The landmark operation was conducted by the FBI, IRS and DOJ, with assistance from the Cyprus Police, and saw authorities seize four domains that host the SSNDOB marketplace.
The SSNDOB listed the personal information of approximately 24 million individuals in the United States, including names, dates of birth, SSNs and credit card numbers and generated more than $19 million in revenue, according to prosecutors. Chainalysis separately reported that the marketplace has received nearly $22 million worth of bitcoin in over 100,000 transactions since April 2015, although the marketplace is believed to have been active for several years before the final seizure.
Ex-Amazon engineer convicted of Capital One data breach
Also in June, Paige Thompson, a former engineer in Amazon’s cloud division, was convicted of a breach that compromised the personal and financial information of 100 million CapitalOne customers in 2019. The breach was one of the largest bank heists in US history, which included the theft of credit scores , limits and balances, and also affected one million Canadians. Thompson was accused of using his knowledge as an Amazon software engineer to breach CapitalOne’s cloud storage, hosted on Amazon’s servers, and compromise the cloud storage of several other companies, including Vodafone, Ford and Ohio’s state motor vehicle agency. Prosecutors said the former Amazon engineer was “one bad day away from sharing the data she stole.” As such, Thompson was sentenced to time served, allowing her to avoid prison.
A major REvil operator was extradited to the US
With a $10 million bounty on their heads after a brazen ransomware attack on Kaseya that spread to hundreds of downstream customers, it was only a matter of time before the REvil ransomware group’s luck would run out. That’s what happened to Yaroslav Vasinskyi, a 22-year-old Ukrainian citizen, who was arrested in Poland in October and later arraigned and extradited to Dallas, Texas to face hacking and fraud charges stemming from his alleged involvement with REvil . Vasinskyi is one of two other alleged REvil members charged by US prosecutors in connection with the attack on Kaseya. It was only after the FBI recovered the decryption key that victims were able to regain access to their encrypted files.

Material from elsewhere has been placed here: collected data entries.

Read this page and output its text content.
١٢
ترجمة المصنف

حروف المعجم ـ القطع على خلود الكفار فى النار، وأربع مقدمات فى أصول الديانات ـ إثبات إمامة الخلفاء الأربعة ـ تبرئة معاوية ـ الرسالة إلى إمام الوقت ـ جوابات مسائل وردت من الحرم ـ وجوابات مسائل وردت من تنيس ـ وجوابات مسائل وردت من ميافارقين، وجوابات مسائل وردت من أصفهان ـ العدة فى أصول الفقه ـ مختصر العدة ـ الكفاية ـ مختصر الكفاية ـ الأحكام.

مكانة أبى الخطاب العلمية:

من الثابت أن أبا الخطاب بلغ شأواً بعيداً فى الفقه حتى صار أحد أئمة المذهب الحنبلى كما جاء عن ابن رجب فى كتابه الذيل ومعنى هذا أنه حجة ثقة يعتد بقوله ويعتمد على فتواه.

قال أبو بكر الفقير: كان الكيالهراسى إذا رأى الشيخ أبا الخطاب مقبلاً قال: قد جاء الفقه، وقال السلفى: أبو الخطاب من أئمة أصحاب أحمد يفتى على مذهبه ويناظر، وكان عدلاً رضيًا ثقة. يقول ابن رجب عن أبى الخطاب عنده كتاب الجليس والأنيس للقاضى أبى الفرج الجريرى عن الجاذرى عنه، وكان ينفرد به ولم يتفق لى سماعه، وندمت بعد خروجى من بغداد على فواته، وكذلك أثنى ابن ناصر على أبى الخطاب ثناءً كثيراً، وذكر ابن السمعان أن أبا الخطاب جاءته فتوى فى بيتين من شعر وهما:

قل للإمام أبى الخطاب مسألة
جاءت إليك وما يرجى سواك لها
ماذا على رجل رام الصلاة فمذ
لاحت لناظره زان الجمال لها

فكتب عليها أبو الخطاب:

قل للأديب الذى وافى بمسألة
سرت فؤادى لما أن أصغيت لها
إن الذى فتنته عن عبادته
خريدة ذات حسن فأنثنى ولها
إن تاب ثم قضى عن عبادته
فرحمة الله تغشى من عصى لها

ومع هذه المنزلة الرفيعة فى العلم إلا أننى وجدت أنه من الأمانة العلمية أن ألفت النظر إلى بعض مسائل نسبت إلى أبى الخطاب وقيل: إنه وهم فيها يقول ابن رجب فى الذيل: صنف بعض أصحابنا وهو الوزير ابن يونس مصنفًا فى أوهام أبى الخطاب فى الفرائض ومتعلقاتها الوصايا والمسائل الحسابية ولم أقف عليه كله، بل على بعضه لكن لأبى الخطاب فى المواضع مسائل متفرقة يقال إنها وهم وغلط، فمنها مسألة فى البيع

UK arrests teenagers linked to Uber and GTA hacks
In September, police in London confirmed that a 17-year-old teenager suspected of being involved in high-profile breaches of ride-hailing giant Uber and Rockstar Games had been charged with multiple counts of computer misuse and breaching bail.
Those hacks were two of the most high-profile of 2022. Uber, which said it believed a hacker affiliated with Lapsus$ was responsible for the attack, was forced to take several of its internal tools offline while it expelled the hacker from its network. Shortly before Uber’s Slack system was taken offline, Uber employees received a message that read: “I am announcing that I am a hacker and Uber has suffered a data breach.” The hacker also reportedly said that Uber drivers should be paid more.
In the case of Rockstar Games, the attacker – who also goes by the alias “TeaPot” – claimed to have gained access to Rockstar Games’ internal Slack messages and early code for an unannounced Grand Theft Auto sequel by gaining access to an employee’s login credentials.